The enduring resonance of the Orpheus myth is shown by its appeal to more recent composers, among whom one might cite Stravinsky’s ballet Orpheus; Harrison Birtwistle’s lifelong obsession culminating in his masterwork The Mask of Orpheus and the later chamber opera The Corridor in which Eurydice becomes the central character; Philip Glass’s Orphée; Ricky Gordon’s Orpheus & Eurydice.

Opera North in Leeds has spent five years devising Orpheus, a treatment of the myth which fuses Italian baroque and Indian classical music. The story follows that of Monteverdi’s opera, but the setting is that of a wedding between a western man and an Asian woman. The music combines one-third pure Monteverdi with one-third Indian classical and one-third fusion of the two musical worlds. The joint musical directors are sitarist and composer Jasdeep Singh Degun and baroque specialist Laurence Cummings, who also conducted the Garsington Orfeo. The cast is an equal mix of western and South Asian performers; and the director is Anna Himali Howard. Hard to predict in advance, the project is testament to the lasting life of a story which predates Homer.

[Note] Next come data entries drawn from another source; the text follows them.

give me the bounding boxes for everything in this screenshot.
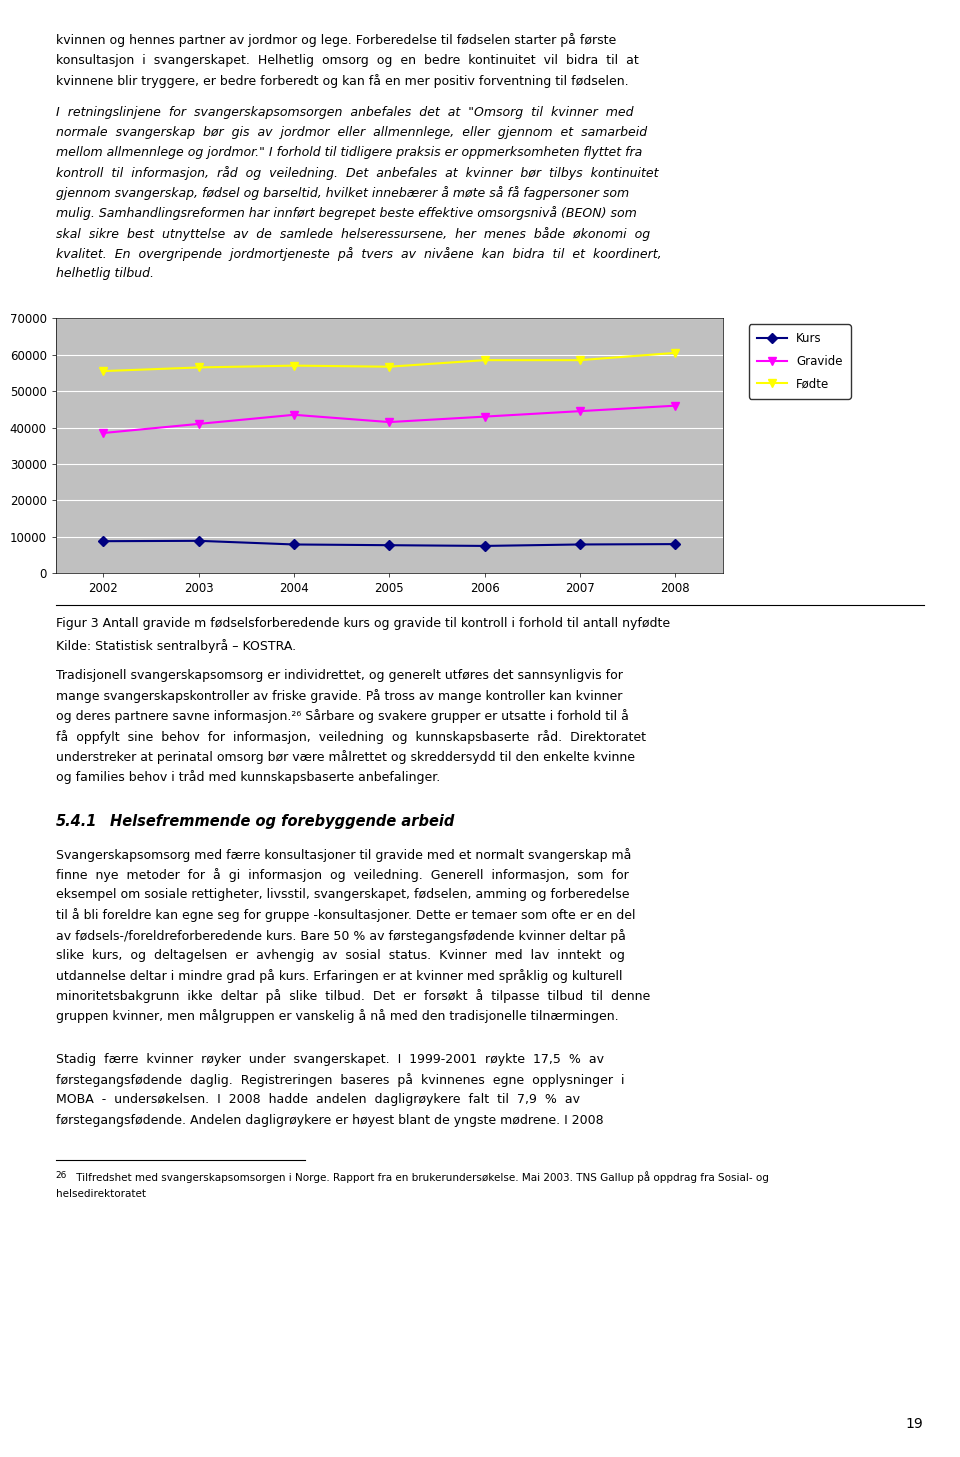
- Legend: Kurs, Gravide, Fødte: Kurs, Gravide, Fødte: [749, 323, 851, 399]
- Text: til å bli foreldre kan egne seg for gruppe -konsultasjoner. Dette er temaer som : til å bli foreldre kan egne seg for grup…: [56, 909, 636, 922]
- Text: og deres partnere savne informasjon.²⁶ Sårbare og svakere grupper er utsatte i f: og deres partnere savne informasjon.²⁶ S…: [56, 710, 629, 724]
- Text: få  oppfylt  sine  behov  for  informasjon,  veiledning  og  kunnskapsbaserte  r: få oppfylt sine behov for informasjon, v…: [56, 730, 646, 743]
- Text: helsedirektoratet: helsedirektoratet: [56, 1189, 146, 1199]
- Text: helhetlig tilbud.: helhetlig tilbud.: [56, 267, 154, 280]
- Text: førstegangsfødende  daglig.  Registreringen  baseres  på  kvinnenes  egne  opply: førstegangsfødende daglig. Registreringe…: [56, 1074, 624, 1087]
- Text: Helsefremmende og forebyggende arbeid: Helsefremmende og forebyggende arbeid: [110, 814, 455, 829]
- Text: kvinnene blir tryggere, er bedre forberedt og kan få en mer positiv forventning : kvinnene blir tryggere, er bedre forbere…: [56, 74, 628, 87]
- Text: understreker at perinatal omsorg bør være målrettet og skreddersydd til den enke: understreker at perinatal omsorg bør vær…: [56, 750, 635, 763]
- Text: kontroll  til  informasjon,  råd  og  veiledning.  Det  anbefales  at  kvinner  : kontroll til informasjon, råd og veiledn…: [56, 166, 659, 181]
- Text: mulig. Samhandlingsreformen har innført begrepet beste effektive omsorgsnivå (BE: mulig. Samhandlingsreformen har innført …: [56, 207, 636, 220]
- Text: Svangerskapsomsorg med færre konsultasjoner til gravide med et normalt svangersk: Svangerskapsomsorg med færre konsultasjo…: [56, 848, 631, 863]
- Text: og families behov i tråd med kunnskapsbaserte anbefalinger.: og families behov i tråd med kunnskapsba…: [56, 769, 440, 784]
- Text: utdannelse deltar i mindre grad på kurs. Erfaringen er at kvinner med språklig o: utdannelse deltar i mindre grad på kurs.…: [56, 969, 622, 983]
- Text: 26: 26: [56, 1171, 67, 1180]
- Text: mange svangerskapskontroller av friske gravide. På tross av mange kontroller kan: mange svangerskapskontroller av friske g…: [56, 689, 622, 704]
- Text: finne  nye  metoder  for  å  gi  informasjon  og  veiledning.  Generell  informa: finne nye metoder for å gi informasjon o…: [56, 868, 629, 883]
- Text: I  retningslinjene  for  svangerskapsomsorgen  anbefales  det  at  "Omsorg  til : I retningslinjene for svangerskapsomsorg…: [56, 106, 634, 119]
- Text: Tilfredshet med svangerskapsomsorgen i Norge. Rapport fra en brukerundersøkelse.: Tilfredshet med svangerskapsomsorgen i N…: [73, 1171, 769, 1183]
- Text: Stadig  færre  kvinner  røyker  under  svangerskapet.  I  1999-2001  røykte  17,: Stadig færre kvinner røyker under svange…: [56, 1053, 604, 1067]
- Text: skal  sikre  best  utnyttelse  av  de  samlede  helseressursene,  her  menes  bå: skal sikre best utnyttelse av de samlede…: [56, 226, 650, 240]
- Text: slike  kurs,  og  deltagelsen  er  avhengig  av  sosial  status.  Kvinner  med  : slike kurs, og deltagelsen er avhengig a…: [56, 949, 625, 962]
- Text: Figur 3 Antall gravide m fødselsforberedende kurs og gravide til kontroll i forh: Figur 3 Antall gravide m fødselsforbered…: [56, 616, 670, 629]
- Text: minoritetsbakgrunn  ikke  deltar  på  slike  tilbud.  Det  er  forsøkt  å  tilpa: minoritetsbakgrunn ikke deltar på slike …: [56, 989, 650, 1002]
- Text: Tradisjonell svangerskapsomsorg er individrettet, og generelt utføres det sannsy: Tradisjonell svangerskapsomsorg er indiv…: [56, 669, 622, 682]
- Text: førstegangsfødende. Andelen dagligrøykere er høyest blant de yngste mødrene. I 2: førstegangsfødende. Andelen dagligrøyker…: [56, 1113, 603, 1126]
- Text: konsultasjon  i  svangerskapet.  Helhetlig  omsorg  og  en  bedre  kontinuitet  : konsultasjon i svangerskapet. Helhetlig …: [56, 54, 638, 67]
- Text: 5.4.1: 5.4.1: [56, 814, 97, 829]
- Text: normale  svangerskap  bør  gis  av  jordmor  eller  allmennlege,  eller  gjennom: normale svangerskap bør gis av jordmor e…: [56, 125, 647, 138]
- Text: gjennom svangerskap, fødsel og barseltid, hvilket innebærer å møte så få fagpers: gjennom svangerskap, fødsel og barseltid…: [56, 186, 629, 200]
- Text: Kilde: Statistisk sentralbyrå – KOSTRA.: Kilde: Statistisk sentralbyrå – KOSTRA.: [56, 640, 296, 653]
- Text: mellom allmennlege og jordmor." I forhold til tidligere praksis er oppmerksomhet: mellom allmennlege og jordmor." I forhol…: [56, 146, 642, 159]
- Text: 19: 19: [906, 1416, 924, 1431]
- Text: kvinnen og hennes partner av jordmor og lege. Forberedelse til fødselen starter : kvinnen og hennes partner av jordmor og …: [56, 34, 616, 48]
- Text: eksempel om sosiale rettigheter, livsstil, svangerskapet, fødselen, amming og fo: eksempel om sosiale rettigheter, livssti…: [56, 889, 629, 902]
- Text: av fødsels-/foreldreforberedende kurs. Bare 50 % av førstegangsfødende kvinner d: av fødsels-/foreldreforberedende kurs. B…: [56, 928, 626, 943]
- Text: MOBA  -  undersøkelsen.  I  2008  hadde  andelen  dagligrøykere  falt  til  7,9 : MOBA - undersøkelsen. I 2008 hadde andel…: [56, 1094, 580, 1106]
- Text: kvalitet.  En  overgripende  jordmortjeneste  på  tvers  av  nivåene  kan  bidra: kvalitet. En overgripende jordmortjenest…: [56, 246, 661, 261]
- Text: gruppen kvinner, men målgruppen er vanskelig å nå med den tradisjonelle tilnærmi: gruppen kvinner, men målgruppen er vansk…: [56, 1010, 618, 1023]
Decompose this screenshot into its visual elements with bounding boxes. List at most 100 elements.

Shelley claimed that ‘poets are the unacknowledged legislators of the world’. Icarus used wings to fly too close to the sun, so that the wax securing them melted and he fell to be drowned in the sea for his presumption. Orpheus’s devotion to the sun god enraged the Thracian Maenads, followers of the rival god Dionysus, and they tore him to pieces. As his severed head and lyre floated down the river Hebrus to the sea, they were still singing mournful songs.